Thank you for holding this important hearing today.  The statistics regarding the rate of suicides among veterans is beyond alarming, it is catastrophic.  These young men and women are heroes-each and every one of them.  Veterans returning from war frequently become valued neighbors and leaders in their community, giving of their time and themselves to help others at home as they did abroad.  Their presence reminds us of the high cost of our freedom, and inspires us to act for others rather than just ourselves.  These young men and women who have served our nation in such extreme circumstances--enduring unbelievable amounts of the stress of war so that those of us who remain at home can live in the peace they protect, deserve the utmost respect--and the utmost care that we can provide.

It is appropriate today that we remember that the problem of the traumatic effects of war upon our veterans has been grappled with for decades.

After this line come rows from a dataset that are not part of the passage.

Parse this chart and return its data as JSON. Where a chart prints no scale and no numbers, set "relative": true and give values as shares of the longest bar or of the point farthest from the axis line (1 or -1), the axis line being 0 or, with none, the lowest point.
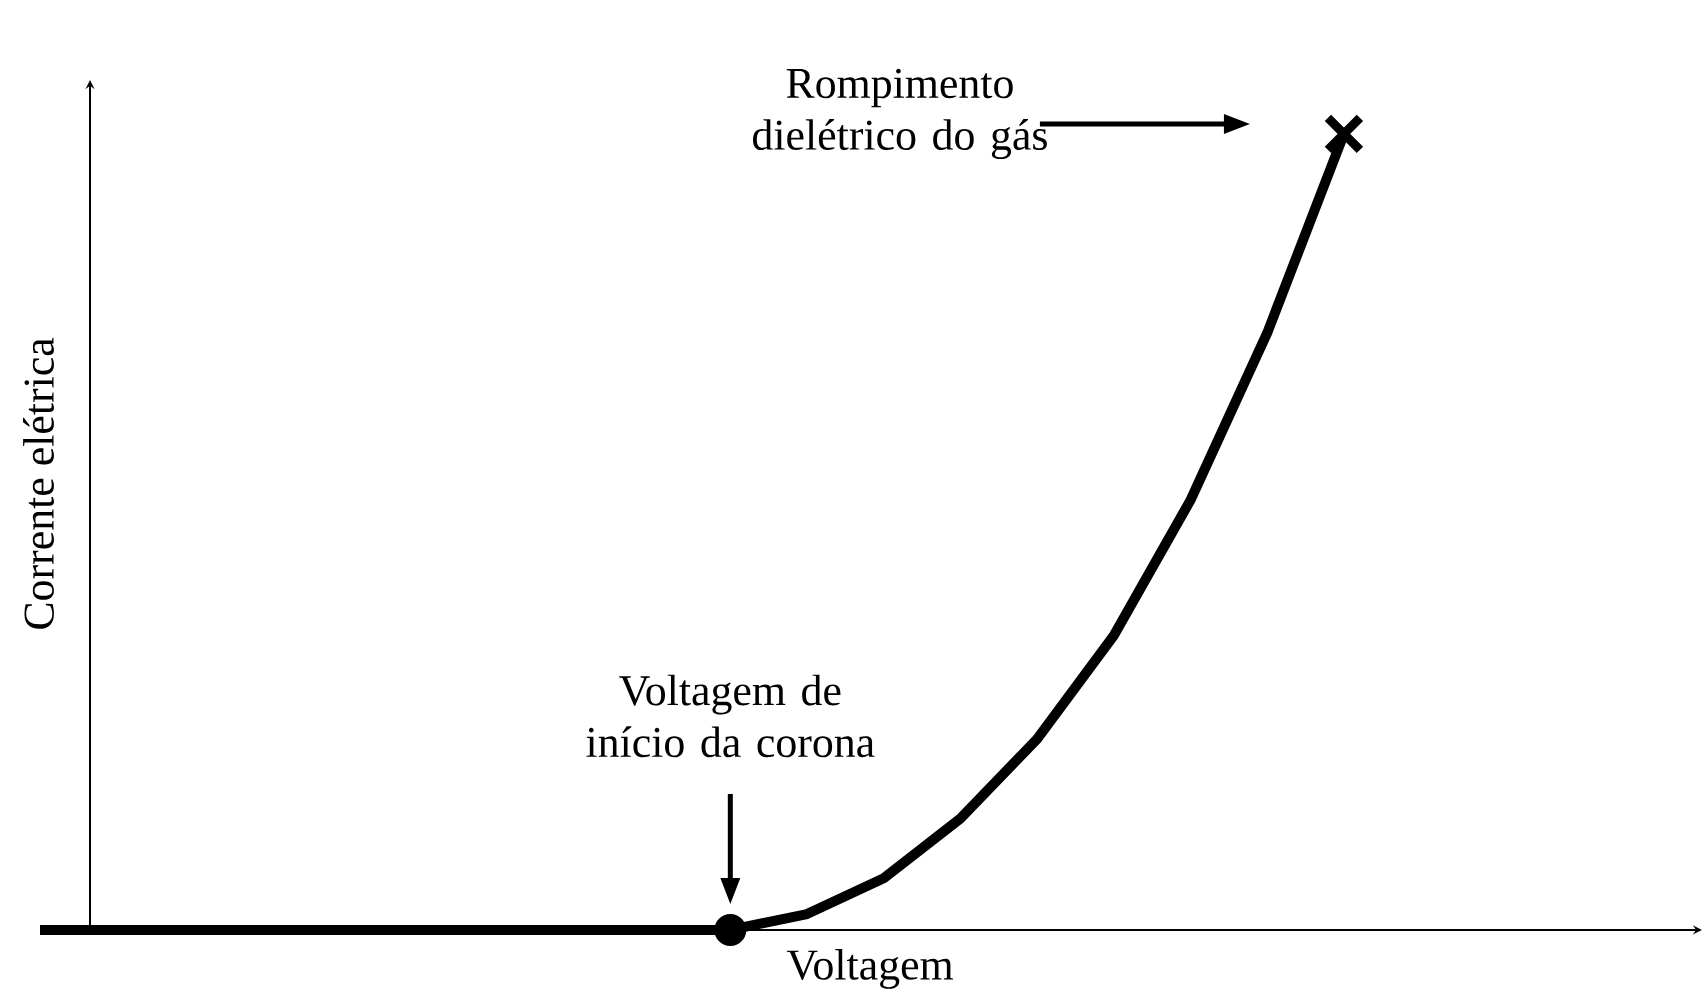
{
  "chart_data": {
    "type": "line",
    "relative": true,
    "xlabel": "Voltagem",
    "ylabel": "Corrente elétrica",
    "categories": [
      null,
      null,
      null,
      null,
      null,
      null,
      null,
      null,
      null,
      null,
      null,
      null,
      null,
      null,
      null,
      null,
      null,
      null
    ],
    "series": [
      {
        "color": "#000000",
        "values": [
          0,
          0,
          0,
          0,
          0,
          0,
          0,
          0,
          0,
          0,
          0.02,
          0.065,
          0.14,
          0.24,
          0.37,
          0.54,
          0.75,
          1
        ]
      }
    ],
    "annotations": [
      "Voltagem de início da corona",
      "Rompimento dielétrico do gás"
    ]
  }
}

In fact, only about two hours away lies the battlefield of Antietam- the bloodiest single day battle in all of American history with almost 23,000 casualties.  Many of those that survived left the field with more hidden wounds that bandages could not bind.  Back then, it was called by other names like “war sickness.”  In World War II it was “shell-shock” or “battle fatigue”, through the years until now we refer to it as “Post-Traumatic Stress Disorder.”  From the very first shots fired for our independence, those who fought to maintain that independence have suffered under the traumatic stress. 

Throughout our battle history, we have learned more and more regarding best treatments for this condition, yet more needs to be done.  I would be interested in statistics that could show clearly the leading factors to suicide attempts.  Are most veterans who commit suicide suffering from PSTD, or from other complicating reasons such as substance abuse, or other mental conditions?  The better we can identify the key indicators and symptoms leading towards suicide attempts, the better we can develop and provide treatments.  As a cosponsor of  HR 327, the Joshua Omvig Veterans Suicide Prevention Act, I was proud when it was signed into law on November 5, 2007.  I believe that this is a key step towards attacking this problem.  I also understand that the VA is improving its screening processes, hiring more counselors, and developing more “best practices” to combat this growing problem.  However, the clock is ticking, and we need to move quickly to prevent the loss of more of our wounded warriors.  I look forward to hearing from our panel of experts more about this dreadful problem and how we are going to work together to prevent the loss of more of our nations heroes.